Structural Changes in Companies: Transformation, Merger & Division
Structural Changes in Companies
Structural changes refer to significant alterations in a company’s configuration, going beyond simple changes in statutes affecting capital structure or personnel. The regulation of transformation, merger, and division of companies has undergone a major overhaul with the adoption of Act 3/2009 on structural modifications of commercial companies. This rule unifies and expands the legal regime of structural changes, introducing regulations for cross-border mergers and international transfers of registered offices.
15.2 Transformation
a) Concept and Types of Transformation
Transformation is a structural change that replaces the corporate form without dissolving the company’s legal personality. It involves abandoning one legal regime for another that better aligns with the interests of the members. This change in the contractual aspect of the corporation simplifies the transition from one form to another, avoiding the costs of dissolution, liquidation, and reconstitution.
Two specific types of transformation exist:
- Homogeneous: Transition from one type of capitalist society to another.
- Heterogeneous: Transition from a personalistic company (e.g., partnership) to a capitalist company (e.g., corporation) or vice versa.

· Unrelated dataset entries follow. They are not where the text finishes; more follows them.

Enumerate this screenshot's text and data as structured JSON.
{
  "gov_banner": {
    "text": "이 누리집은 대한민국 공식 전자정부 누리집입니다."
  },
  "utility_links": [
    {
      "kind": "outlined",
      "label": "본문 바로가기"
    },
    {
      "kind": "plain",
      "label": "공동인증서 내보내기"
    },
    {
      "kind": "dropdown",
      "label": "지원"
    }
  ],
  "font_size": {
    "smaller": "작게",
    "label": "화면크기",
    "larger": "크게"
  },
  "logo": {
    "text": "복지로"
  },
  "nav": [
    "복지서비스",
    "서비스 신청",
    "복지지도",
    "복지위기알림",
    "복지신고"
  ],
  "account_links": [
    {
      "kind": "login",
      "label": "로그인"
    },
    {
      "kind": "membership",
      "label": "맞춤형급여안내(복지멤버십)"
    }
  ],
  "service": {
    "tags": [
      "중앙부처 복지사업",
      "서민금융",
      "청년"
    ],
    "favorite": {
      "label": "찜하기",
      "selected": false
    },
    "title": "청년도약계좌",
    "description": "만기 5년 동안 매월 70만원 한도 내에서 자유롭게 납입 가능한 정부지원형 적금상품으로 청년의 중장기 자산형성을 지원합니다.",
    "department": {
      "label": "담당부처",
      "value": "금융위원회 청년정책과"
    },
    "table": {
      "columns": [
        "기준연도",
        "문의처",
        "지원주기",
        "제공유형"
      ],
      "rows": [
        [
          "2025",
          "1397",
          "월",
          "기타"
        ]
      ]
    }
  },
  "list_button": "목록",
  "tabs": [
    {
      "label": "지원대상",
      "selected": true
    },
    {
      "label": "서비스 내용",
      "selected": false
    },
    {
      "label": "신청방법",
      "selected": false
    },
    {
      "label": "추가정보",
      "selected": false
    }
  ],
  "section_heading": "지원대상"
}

Possible transformation combinations include:
- SA (corporation) can be transformed into any other corporation (collective, partnership, or limited), SIA (simplified joint-stock company), European company, cooperative society, or civil society.
- SL (limited liability company) can transform into any commercial company, SIA, civil society, or cooperative society.

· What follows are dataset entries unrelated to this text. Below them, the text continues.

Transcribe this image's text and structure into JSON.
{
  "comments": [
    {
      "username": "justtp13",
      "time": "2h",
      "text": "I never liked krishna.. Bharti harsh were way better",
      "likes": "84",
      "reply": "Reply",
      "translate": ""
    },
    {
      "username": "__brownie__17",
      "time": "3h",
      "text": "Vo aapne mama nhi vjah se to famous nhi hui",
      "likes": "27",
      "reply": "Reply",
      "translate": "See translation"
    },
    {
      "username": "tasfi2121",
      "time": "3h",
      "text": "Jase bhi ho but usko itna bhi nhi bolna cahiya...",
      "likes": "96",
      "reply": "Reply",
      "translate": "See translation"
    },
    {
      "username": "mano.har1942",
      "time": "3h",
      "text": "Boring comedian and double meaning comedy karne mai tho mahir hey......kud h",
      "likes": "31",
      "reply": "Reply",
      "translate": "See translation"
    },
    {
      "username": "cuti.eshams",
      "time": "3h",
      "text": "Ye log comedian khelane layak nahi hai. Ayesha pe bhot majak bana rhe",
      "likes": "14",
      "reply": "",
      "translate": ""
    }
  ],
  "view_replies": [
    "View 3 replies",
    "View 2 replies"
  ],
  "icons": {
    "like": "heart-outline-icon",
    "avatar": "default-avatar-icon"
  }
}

- Partnerships can transform into any form of capitalist society, cooperative, or civil society.
- Cooperative societies can be transformed into a European Cooperative Society and vice versa.
- European Economic Interest Groupings (EEIG) can become European Companies and vice versa.
b) Procedure
1. Agreement
Transformation requires an agreement, with the specific requirements depending on the social type:
- Civil society or collective partnership: Agreement of all partners.
- EEIG: Agreement of all partners unless otherwise specified in writing. Limited partners’ agreement will be as specified in writing.
- Capitalist societies: Agreement of the majority of the members. In an SA, the agreement follows the requirements of the Spanish Corporations Law (LSA) for statutory modifications. In an SL, the requirements for statutory amendments apply, along with an enhanced supermajority (two-thirds).
2. Advertising the Agreement
The transformation agreement must be published once in the “Boletin Oficial del Registro Mercantil” (Official Gazette of the Mercantile Registry) and in a widely circulated newspaper in the province where the company is domiciled. Publication is not required if the agreement is individually communicated in writing to all members.
3. Protection of Partners
Transformation can significantly alter a partner’s status. Therefore, protective mechanisms are necessary:
- Transformation of a partnership into a personalistic company: Partners who would assume personal liability for social debts due to the transformation and who did not vote for the agreement can automatically separate from the company if they do not adhere to it within one month of its adoption or communication.
- Transformation between capitalist societies:
- Transformation from SL to SA: Shareholders who did not vote for the agreement are not subject to the share transfer restriction system for three months from the announcement of the change in the BORME (Official Gazette of the Mercantile Registry). The future of bonds and capital calls must also be determined.
- Transformation from SA to SL: A right of separation is recognized for those who do not vote in favor.
- Transformation of limited capital partnerships into partnerships: This primarily affects social creditors, who have reduced guarantees for their credit rights due to the establishment of a separate accountability system. Therefore, safeguards are established to protect creditors, mainly maintaining the personal, joint, and unlimited liability of general partners for company debts prior to the transformation, unless creditors expressly consent to the transformation.
The law also regulates the situation of industrial partners in these cases. Their shareholding in the new company will be transformed according to their share assigned in the articles of incorporation or as agreed upon by all partners. The industrial partner’s personal obligation in the transformed company requires their consent and will be implemented as ancillary services under the conditions established in the statutes.
4. Execution of a Public Deed
5. Effects
Transformation does not alter the company’s legal personality, which continues to exist under the new form. This means that transformation does not imply a novation or a change of debtor for creditors. The debtor remains the same but under a new social form.